Pioneer Pacific College had three campus locations in the Portland Metro and surrounding areas including Beaverton, and Springfield, in addition to a facility for culinary arts in downtown Portland. Pioneer Pacific's main campus was in Beaverton. The Beaverton, OR campus offered courses in legal studies and healthcare. The campus location was opened in August 2015 and granted approval by the ACICS. The Lane County campus was located in Springfield's Gateway District on Sports Way and was housed in a two-story building with 20000 sqft of space. The culinary arts program was taught at the Oregon Culinary Institute in Downtown Portland.
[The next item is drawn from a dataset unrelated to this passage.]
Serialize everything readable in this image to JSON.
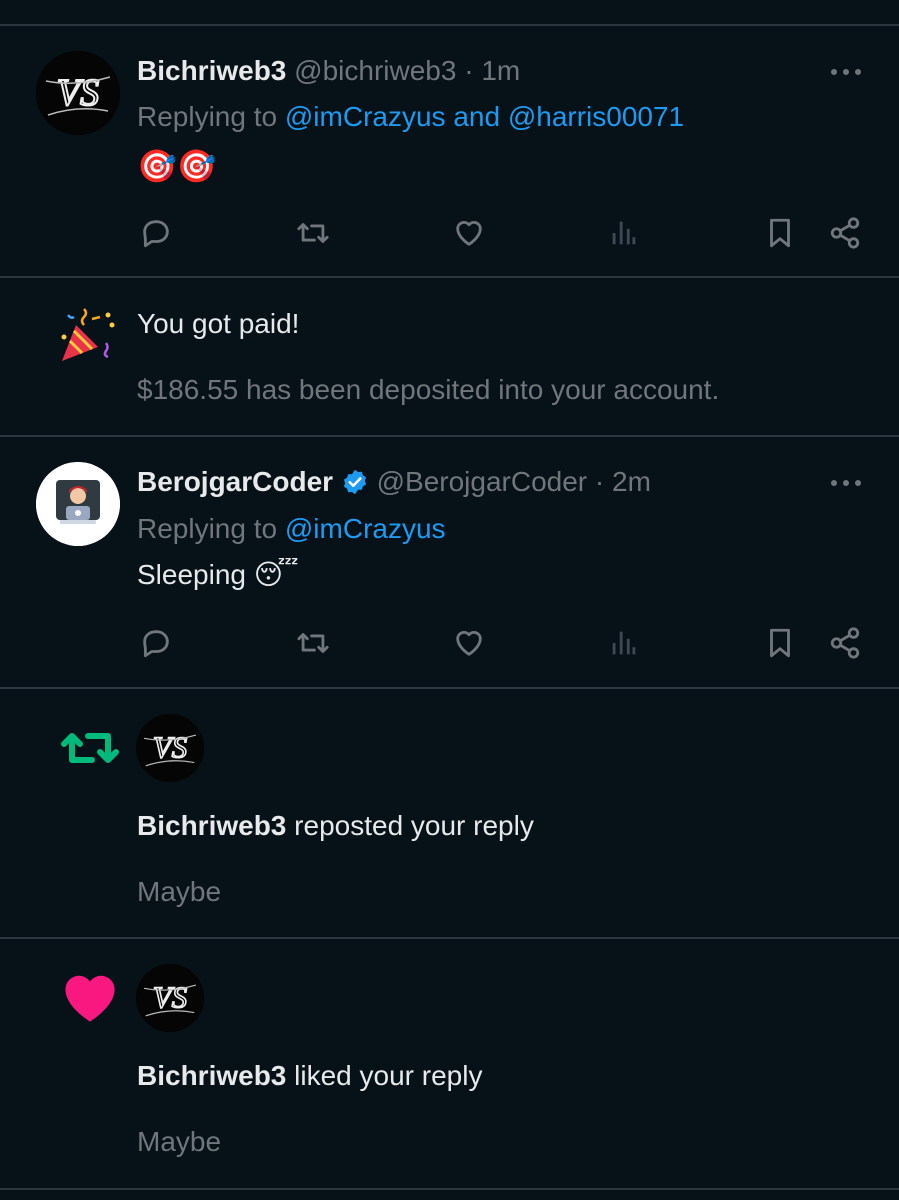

The culinary school offered programs in Culinary Management Associate of Applied Science Degree, Culinary Arts, Baking and Pastry Management Associate of Applied Science Degree (AAS), and Baking and Pastry Diploma. Seventy-three percent of students attended full-time and the school employed 119 teachers, of which 41% were full-time faculty members.

== Academics ==
Pioneer Pacific College offered several degree and diploma programs in the healthcare, business, and legal fields. Online/Hybrid Courses were also available through an online platform. The school was accredited by the Accrediting Council for Independent Colleges and Schools since 1995.

== Closure ==
Pioneer Pacific College in Springfield, Beaverton, and Portland, including Oregon Culinary Institute in Portland, closed on approximately July 31, 2020.